Puberty for girls and boys is happening earlier and earlier, yet medicine has no hard and fast reasons for the causes. Nicola Gill investigates the effect on today's children...
For most little girls at
primary school, deciding which party dress to wear or learning to
ride a bike is their biggest worry. But for six-year-old Chloe
Perry, coping with monthly mood swings and getting to grips with
sanitary towels is her priority. Chloe started puberty when she was
four years old, which might seem extraordinary. Yet for more
mothers and their young daughters, so-called precocious puberty and
the problems it can bring are becoming a way of life.

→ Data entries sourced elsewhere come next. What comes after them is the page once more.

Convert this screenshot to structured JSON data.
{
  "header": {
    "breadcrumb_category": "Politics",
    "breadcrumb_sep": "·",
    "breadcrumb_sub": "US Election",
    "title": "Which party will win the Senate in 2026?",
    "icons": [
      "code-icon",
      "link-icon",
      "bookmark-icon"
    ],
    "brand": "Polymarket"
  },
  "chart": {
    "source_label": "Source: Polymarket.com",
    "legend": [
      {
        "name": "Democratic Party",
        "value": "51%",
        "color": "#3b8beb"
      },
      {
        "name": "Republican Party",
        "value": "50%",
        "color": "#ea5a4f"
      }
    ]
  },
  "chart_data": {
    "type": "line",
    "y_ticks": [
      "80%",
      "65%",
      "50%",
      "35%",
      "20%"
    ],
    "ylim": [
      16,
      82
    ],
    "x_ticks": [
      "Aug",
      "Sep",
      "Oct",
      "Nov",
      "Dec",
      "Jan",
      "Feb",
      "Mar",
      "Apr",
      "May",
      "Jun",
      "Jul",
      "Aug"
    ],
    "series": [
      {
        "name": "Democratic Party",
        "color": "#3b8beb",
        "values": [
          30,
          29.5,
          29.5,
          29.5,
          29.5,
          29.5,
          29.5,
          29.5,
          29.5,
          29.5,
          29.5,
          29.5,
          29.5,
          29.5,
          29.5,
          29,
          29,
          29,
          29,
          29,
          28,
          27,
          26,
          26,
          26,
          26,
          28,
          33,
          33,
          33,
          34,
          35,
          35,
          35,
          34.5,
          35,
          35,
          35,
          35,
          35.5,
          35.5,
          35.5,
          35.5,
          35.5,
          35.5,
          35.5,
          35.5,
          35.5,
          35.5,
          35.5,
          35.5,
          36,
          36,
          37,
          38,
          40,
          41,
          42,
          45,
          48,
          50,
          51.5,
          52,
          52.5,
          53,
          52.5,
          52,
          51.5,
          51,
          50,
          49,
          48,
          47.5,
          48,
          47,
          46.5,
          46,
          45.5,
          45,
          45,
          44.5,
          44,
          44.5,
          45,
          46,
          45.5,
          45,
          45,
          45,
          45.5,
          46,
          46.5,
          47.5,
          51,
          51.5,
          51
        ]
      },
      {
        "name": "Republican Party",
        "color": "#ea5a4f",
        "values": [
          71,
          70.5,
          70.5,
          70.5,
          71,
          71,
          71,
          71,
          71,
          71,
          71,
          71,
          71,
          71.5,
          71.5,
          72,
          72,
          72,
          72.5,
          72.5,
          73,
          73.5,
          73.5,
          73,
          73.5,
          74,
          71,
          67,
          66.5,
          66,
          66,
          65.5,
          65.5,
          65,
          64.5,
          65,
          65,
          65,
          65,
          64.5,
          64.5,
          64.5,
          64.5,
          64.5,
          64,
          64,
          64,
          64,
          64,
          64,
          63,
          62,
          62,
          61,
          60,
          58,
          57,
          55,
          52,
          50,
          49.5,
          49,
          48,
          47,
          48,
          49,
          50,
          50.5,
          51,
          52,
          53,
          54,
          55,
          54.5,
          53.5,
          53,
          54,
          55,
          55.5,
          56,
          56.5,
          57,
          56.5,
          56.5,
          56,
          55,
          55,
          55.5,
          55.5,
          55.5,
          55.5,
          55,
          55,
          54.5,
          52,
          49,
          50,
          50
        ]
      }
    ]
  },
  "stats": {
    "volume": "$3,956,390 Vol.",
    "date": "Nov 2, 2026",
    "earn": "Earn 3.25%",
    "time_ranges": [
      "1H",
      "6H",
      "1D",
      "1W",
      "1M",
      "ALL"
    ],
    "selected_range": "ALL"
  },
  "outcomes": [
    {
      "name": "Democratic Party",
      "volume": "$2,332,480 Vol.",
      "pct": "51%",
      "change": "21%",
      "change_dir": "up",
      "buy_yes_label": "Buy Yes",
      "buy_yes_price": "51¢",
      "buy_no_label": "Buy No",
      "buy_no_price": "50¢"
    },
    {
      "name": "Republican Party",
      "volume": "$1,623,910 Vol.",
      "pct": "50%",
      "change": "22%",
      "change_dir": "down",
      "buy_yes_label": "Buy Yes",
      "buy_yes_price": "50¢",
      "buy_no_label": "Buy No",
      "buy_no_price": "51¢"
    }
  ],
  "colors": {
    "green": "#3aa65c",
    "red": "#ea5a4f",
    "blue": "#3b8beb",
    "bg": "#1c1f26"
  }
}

Only a few generations ago in Victorian times, the average age
of puberty for girls was 15, and for boys, 16. By the 1960s, the
average age of 12 years and 6 months for a white European
girl's first period was set by a study of 200 girls in a
British orphanage - similar studies found that 14 was the average
age of sexual maturity for boys.
But in the last 20 years the typical age of puberty has slid
inexorably downwards. Now, according to researchers, one in six
girls under ten has begun her periods, while many others are
starting at eight, seven, or even younger. As normal puberty takes
around four years, that means thousands of girls of four and five
years old are showing signs of early puberty now. There is also
evidence that puberty for boys is starting earlier.
"Practitioners are seeing far greater numbers of children with advanced sexual development," says Professor Ilpo Huhteniemi, chair of reproductive biology at Imperial College, London. "The questions are: what is causing it, what are the long-term implications and what do we do about it?"